Posted on 3-10-2002

Government Buys Banks Out Of Trouble
by Alan Marston

The New Zealand Prime Minister Helen Clark will announce today that the
Government plans to buy Auckland City's stock of 1600 pensioner houses,
which are valued at $75 million. The deal provides relief to the self-made
Mayor of Auckland, John Banks, whose first year in the job has seen his
`privatisation, build more roads policies divide the city into angry
opposing sides.

It will be the second time the Labour-led Government has come to the
financial aid of Auckland. Last December it paid Tranz Rail $81 million for
the city's rail corridors. This time the Government is acting as if it can
be cornered by Mr Banks and his allies' ideological moves to sell off
housing and the shares in Auckland Airport - sell to whom one could well ask.
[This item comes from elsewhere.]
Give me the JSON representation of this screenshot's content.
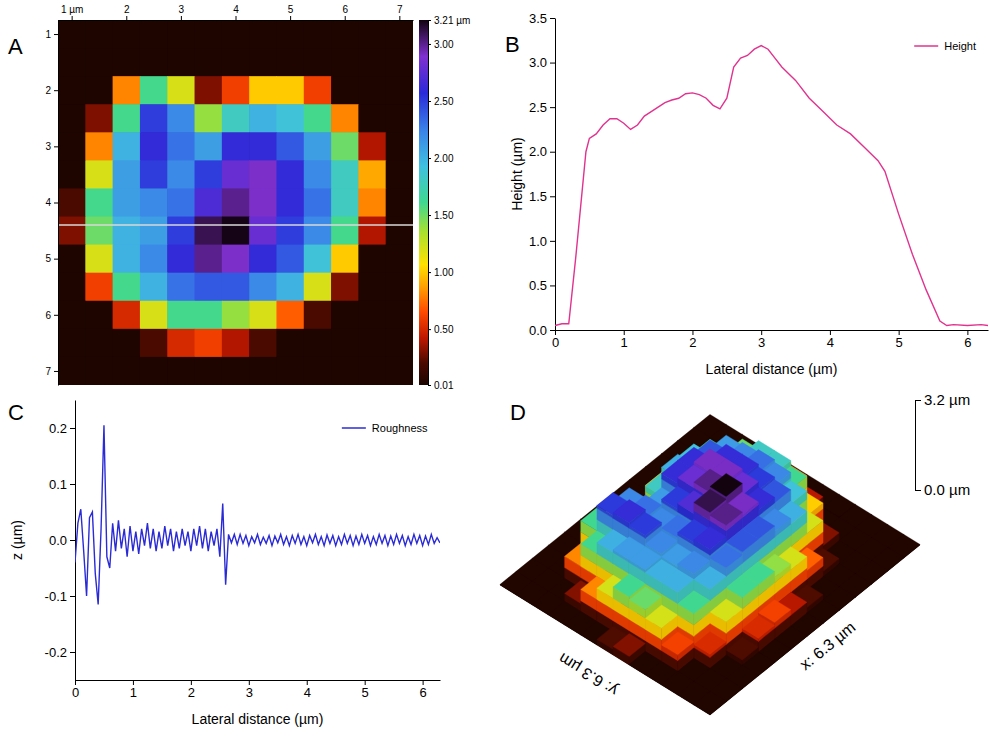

Helen Clark, who lunched with Mr Banks in Auckland last Friday, will
announce details of the deal on a visit to a council pensioner village in
Otahuhu at 11am. The village is in the electorate of Housing Minister Mark
Gosche, who will attend. Also present will be Mr Banks and councillor Bruce
Hucker, the City Vision leader who has negotiated with the Government since
the council decided that housing was not a core function.

The sale of pensioner housing was a key plank of the cost-cutting report
prepared by former Finance Minister Sir William Birch shortly after Mr
Banks and the Auckland Citizens & Ratepayers Now ticket won power last
October. Mr Banks and his allies pledged that existing tenants would have a
home for life, then raised their rents in net terms between 5 per cent and
12.7 per cent. The Banks regime is playing it anything but straight, and
the PM seems to want to smooth out the swerves rather than confront them.